# S3 Virtual Schema configuration

[S3 Virtual Schema](https://github.com/exasol/s3-document-files-virtual-schema) is an Exasol extension that allows access
to structured and semi-structured documents residing in AWS S3 buckets. Once configured and set up, you can query JSON, 
Parquet and CSV data directly from the database, as if they were imported into the Exasol tables.

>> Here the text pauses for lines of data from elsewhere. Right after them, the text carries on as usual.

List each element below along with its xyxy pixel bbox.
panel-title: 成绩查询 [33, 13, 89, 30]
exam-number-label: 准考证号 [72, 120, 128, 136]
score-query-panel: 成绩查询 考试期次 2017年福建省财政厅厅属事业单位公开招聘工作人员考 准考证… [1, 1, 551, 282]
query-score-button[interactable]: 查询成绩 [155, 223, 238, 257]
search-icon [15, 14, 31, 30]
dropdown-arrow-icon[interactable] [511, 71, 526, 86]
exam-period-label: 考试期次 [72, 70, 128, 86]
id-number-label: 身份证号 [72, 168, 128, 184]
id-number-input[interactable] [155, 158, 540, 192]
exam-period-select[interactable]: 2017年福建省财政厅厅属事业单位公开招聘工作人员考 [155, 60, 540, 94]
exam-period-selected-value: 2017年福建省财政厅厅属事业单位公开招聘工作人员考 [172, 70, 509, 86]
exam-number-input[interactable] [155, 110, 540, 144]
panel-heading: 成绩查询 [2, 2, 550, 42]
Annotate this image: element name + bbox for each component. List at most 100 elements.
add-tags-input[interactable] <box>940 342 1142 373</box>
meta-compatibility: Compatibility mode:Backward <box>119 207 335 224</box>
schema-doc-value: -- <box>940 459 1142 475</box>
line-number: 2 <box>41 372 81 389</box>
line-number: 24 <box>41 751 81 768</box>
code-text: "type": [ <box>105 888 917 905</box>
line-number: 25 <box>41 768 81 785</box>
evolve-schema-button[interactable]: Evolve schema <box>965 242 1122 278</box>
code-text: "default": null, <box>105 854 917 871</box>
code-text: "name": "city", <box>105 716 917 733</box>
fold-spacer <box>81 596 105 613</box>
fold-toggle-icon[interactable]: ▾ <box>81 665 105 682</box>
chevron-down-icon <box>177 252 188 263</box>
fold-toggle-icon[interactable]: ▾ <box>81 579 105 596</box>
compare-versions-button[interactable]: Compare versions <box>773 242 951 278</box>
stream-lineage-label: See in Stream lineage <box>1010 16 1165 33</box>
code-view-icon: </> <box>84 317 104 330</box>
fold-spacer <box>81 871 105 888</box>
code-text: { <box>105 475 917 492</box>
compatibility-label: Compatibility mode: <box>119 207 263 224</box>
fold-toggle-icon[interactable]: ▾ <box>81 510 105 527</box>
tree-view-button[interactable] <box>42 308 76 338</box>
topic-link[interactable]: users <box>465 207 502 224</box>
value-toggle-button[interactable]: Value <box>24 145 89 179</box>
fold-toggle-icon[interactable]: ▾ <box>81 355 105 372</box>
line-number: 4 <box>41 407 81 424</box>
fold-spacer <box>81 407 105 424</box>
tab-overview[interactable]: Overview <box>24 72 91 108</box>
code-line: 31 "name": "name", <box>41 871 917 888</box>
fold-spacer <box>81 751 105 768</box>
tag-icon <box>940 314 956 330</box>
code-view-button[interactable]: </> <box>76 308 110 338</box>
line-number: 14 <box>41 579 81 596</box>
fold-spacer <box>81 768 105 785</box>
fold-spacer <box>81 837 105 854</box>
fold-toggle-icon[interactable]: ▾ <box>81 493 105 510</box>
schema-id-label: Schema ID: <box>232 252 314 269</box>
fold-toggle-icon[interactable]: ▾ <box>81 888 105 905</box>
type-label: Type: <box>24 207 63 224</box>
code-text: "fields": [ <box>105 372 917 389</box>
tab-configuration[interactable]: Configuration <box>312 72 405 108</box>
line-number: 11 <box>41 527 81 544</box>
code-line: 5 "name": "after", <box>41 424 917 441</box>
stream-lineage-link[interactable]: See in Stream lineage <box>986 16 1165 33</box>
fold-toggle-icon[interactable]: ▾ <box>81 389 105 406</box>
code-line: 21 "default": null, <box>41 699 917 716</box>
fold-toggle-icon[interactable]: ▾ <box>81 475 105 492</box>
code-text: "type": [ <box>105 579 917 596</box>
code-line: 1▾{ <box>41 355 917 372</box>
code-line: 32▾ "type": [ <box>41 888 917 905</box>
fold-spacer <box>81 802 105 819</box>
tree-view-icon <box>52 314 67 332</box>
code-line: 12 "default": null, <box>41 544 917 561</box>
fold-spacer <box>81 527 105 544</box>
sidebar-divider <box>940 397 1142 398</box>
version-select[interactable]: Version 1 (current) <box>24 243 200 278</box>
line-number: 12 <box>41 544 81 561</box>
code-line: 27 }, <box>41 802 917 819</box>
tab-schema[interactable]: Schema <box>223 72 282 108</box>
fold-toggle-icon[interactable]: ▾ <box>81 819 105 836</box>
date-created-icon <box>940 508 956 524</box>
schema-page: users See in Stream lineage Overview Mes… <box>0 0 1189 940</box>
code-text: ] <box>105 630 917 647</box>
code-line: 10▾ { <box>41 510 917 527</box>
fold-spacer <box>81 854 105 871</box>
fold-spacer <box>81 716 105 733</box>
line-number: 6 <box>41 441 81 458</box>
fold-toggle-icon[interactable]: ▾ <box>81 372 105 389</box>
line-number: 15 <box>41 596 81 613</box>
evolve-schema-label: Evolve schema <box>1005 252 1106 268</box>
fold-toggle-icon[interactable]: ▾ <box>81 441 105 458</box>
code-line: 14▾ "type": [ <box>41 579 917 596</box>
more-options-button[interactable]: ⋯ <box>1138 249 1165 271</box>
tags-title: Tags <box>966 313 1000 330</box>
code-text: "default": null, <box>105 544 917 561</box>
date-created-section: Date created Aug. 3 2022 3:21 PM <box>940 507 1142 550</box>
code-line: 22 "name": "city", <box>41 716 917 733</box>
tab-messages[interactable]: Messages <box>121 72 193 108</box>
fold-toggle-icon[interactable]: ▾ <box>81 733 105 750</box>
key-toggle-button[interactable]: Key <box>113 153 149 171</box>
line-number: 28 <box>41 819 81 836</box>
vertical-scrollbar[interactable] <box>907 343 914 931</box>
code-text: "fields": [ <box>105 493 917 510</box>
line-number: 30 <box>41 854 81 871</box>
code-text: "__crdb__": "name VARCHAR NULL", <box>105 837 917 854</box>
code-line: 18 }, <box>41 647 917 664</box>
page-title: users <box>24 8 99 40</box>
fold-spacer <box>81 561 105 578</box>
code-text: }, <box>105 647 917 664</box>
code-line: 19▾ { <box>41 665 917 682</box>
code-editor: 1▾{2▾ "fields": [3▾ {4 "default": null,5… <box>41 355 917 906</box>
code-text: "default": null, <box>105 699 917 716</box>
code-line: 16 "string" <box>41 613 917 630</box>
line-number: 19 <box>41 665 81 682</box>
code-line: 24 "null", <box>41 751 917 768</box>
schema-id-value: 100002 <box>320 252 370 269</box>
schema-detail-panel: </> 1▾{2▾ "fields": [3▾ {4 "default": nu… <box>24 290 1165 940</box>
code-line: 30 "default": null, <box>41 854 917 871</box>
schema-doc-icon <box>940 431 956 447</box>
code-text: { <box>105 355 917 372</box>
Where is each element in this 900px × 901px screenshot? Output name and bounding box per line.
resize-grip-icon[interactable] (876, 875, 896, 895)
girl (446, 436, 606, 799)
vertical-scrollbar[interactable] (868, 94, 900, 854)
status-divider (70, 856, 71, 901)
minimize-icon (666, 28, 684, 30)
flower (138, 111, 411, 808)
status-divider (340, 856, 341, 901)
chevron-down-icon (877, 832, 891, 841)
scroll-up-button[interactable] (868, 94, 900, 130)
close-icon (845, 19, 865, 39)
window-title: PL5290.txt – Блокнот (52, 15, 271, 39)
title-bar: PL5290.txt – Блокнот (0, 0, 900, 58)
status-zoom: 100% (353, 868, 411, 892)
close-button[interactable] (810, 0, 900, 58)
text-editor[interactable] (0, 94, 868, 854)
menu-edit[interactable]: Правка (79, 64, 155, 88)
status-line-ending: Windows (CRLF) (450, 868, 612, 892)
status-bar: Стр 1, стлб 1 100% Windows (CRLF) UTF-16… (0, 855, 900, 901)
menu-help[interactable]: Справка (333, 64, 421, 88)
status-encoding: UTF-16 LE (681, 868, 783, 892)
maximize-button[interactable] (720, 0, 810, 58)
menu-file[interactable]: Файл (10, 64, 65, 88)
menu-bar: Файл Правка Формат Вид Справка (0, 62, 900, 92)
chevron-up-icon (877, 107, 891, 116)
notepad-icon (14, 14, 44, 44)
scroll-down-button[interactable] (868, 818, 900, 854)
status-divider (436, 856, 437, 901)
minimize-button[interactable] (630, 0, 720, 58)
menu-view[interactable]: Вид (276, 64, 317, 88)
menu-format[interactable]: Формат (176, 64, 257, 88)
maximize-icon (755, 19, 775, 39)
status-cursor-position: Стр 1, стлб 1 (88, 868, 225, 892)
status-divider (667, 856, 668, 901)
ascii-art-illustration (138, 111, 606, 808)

In this notebook we setting up the extension in the database and creating the required scripts.

In [None]:
from exasol.nb_connector import github, bfs_utils, cloud_storage
from exasol.nb_connector.connections import open_bucketfs_connection, open_pyexasol_connection

# TODO: to be moved into notebook-connector's Project enum
import enum

class MyProj(enum.Enum):
    S3_DOCUMENT_VS = "s3-document-files-virtual-schema" 


jar_local_path = github.retrieve_jar(MyProj.S3_DOCUMENT_VS, use_local_cache=True)
bfs_bucket = open_bucketfs_connection(ai_lab_config)
bfs_path = bfs_utils.put_file(bfs_bucket, jar_local_path)

In [None]:
SQLS = [
        "OPEN SCHEMA {schema!i}",
        """
--/
CREATE OR REPLACE JAVA ADAPTER SCRIPT S3_FILES_ADAPTER AS
    %scriptclass com.exasol.adapter.RequestDispatcher;
    %jar {jar_path!r};
/
        """,
        """
--/
CREATE OR REPLACE JAVA SET SCRIPT IMPORT_FROM_S3_DOCUMENT_FILES(
  DATA_LOADER VARCHAR(2000000),
  SCHEMA_MAPPING_REQUEST VARCHAR(2000000),
  CONNECTION_NAME VARCHAR(500))
  EMITS(...) AS
    %scriptclass com.exasol.adapter.document.UdfEntryPoint;
    %jar {jar_path!r};
/
        """,
]

In [None]:
with open_pyexasol_connection(ai_lab_config) as conn:
    for sql in SQLS:
        conn.execute(sql, query_params={
            "schema": ai_lab_config.db_schema,
            "jar_path": bfs_path.as_udf_path(),
        })

print("S3 Virtual Schema was initialized")